Lest anyone believe I am astride my high horse — or acting as though I am better than anyone else — I will now disclose the following personal information:

  • I am a recovered alcoholic. The last time I had a drink, the only wines the American middle class drank were Italian Chianti with raffia wrapped around the bottle and Lancers’ ros* in the crock.
  • I was once fired by a newspaper for the most egregious sin the press can commit; I made up parts of a news story, because in the midst of a several-year-long drunk, I was too lazy to call a news source.
  • I served several years in Purgatory working for a Catholic weekly newspaper.
  • I got sober. I cleaned up my act. I worked long and hard to regain respectability.
  • I have never knowingly plagiarized another person’s work.
  • I have never taken a bribe.

After all that, I get to the specific point of this week’s column.

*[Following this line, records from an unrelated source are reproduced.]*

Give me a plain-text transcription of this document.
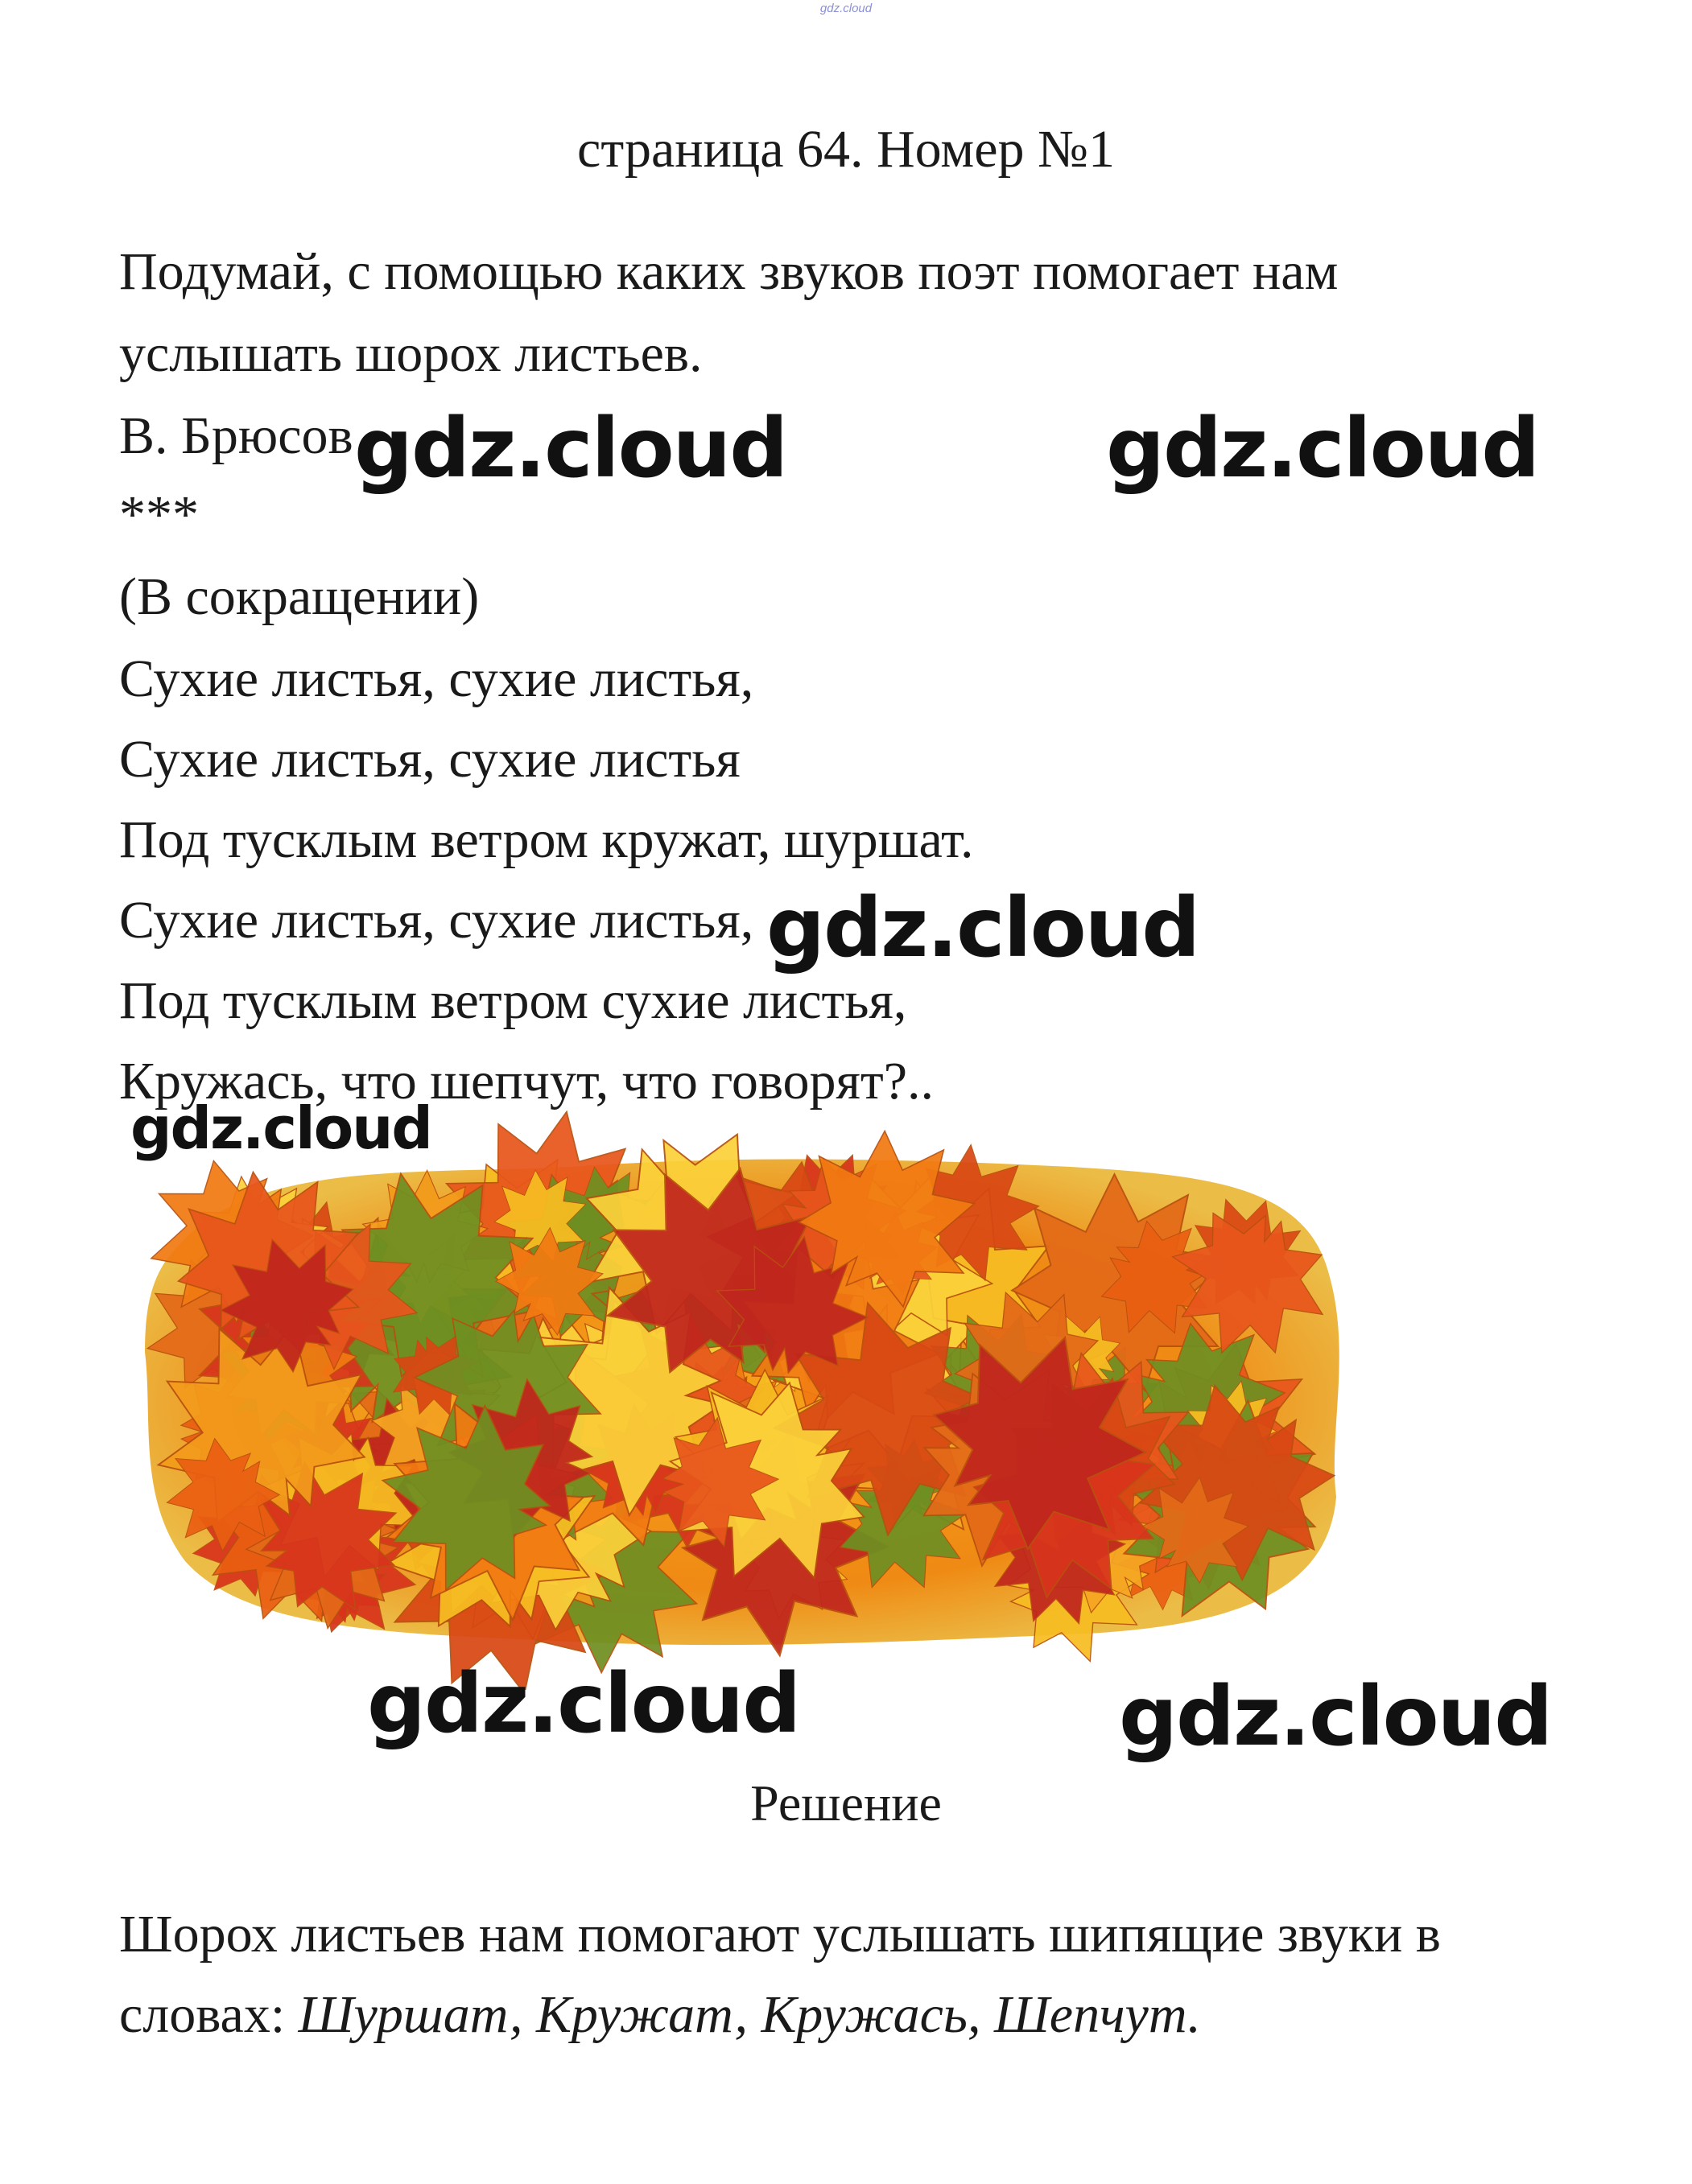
gdz.cloud
страница 64. Номер №1
Подумай, с помощью каких звуков поэт помогает нам
услышать шорох листьев.
В. Брюсов
***
(В сокращении)
Сухие листья, сухие листья,
Сухие листья, сухие листья
Под тусклым ветром кружат, шуршат.
Сухие листья, сухие листья,
Под тусклым ветром сухие листья,
Кружась, что шепчут, что говорят?..
gdz.cloud	gdz.cloud
gdz.cloud
gdz.cloud
gdz.cloud	gdz.cloud
Решение
Шорох листьев нам помогают услышать шипящие звуки в
словах: Шуршат, Кружат, Кружась, Шепчут.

On Nov. 8, sports columnist Kurt Kragthorpe wrote a piece calling for the resignation of University of Utah football Coach Ron McBride. It is no secret that the football program at the U. has suffered some in the national rankings. (In the interest of full disclosure, here I tell you I am a graduate of the University of Miami, whose Hurricane football team plays like professionals — and some say are paid accordingly.)

Kragthorpe failed to disclose that his brother, Steve, who coaches the quarterbacks for the Buffalo Bills, has been mentioned as a replacement for McBride.

Tribune Managing Editor Tim Fitzpatrick offered this explanation for the ethics of Kragthorpe’s writing:

“When the column was written, the departure of Coach McBride was [and still is] considered a foregone conclusion, and Kragthorpe was commenting only on the timing of that departure. He did not address, and will not in future columns, who should replace the coach.”

The problem with that explanation? The appearance of conflict is just as important as the reality of conflict. The Tribune ethical rules say, under conflicts of interest: “Journalists need to recuse themselves from involvement in a story in which a spouse or family member is directly involved, affected, quoted or photographed unless disclosed in print . . . ”

Kragthorpe did not break that rule, but he pushed up against it. And sometimes a push is as good as a hard hit.

Make no mistake, Kragthorpe is in person a wonderful guy who presents himself well and apparently makes sources feel at ease (as opposed to moi, who has been known to scare people off the phone simply by answering it in a guttural growl). But perception is everything. Even though his brother had been the subject of only speculation and has not applied for any position at the U., Kragthorpe should have disclosed the relationship of his brother to the story at hand.

The more thorough the disclosure in the press, the greater the inclination of the public to trust what it says.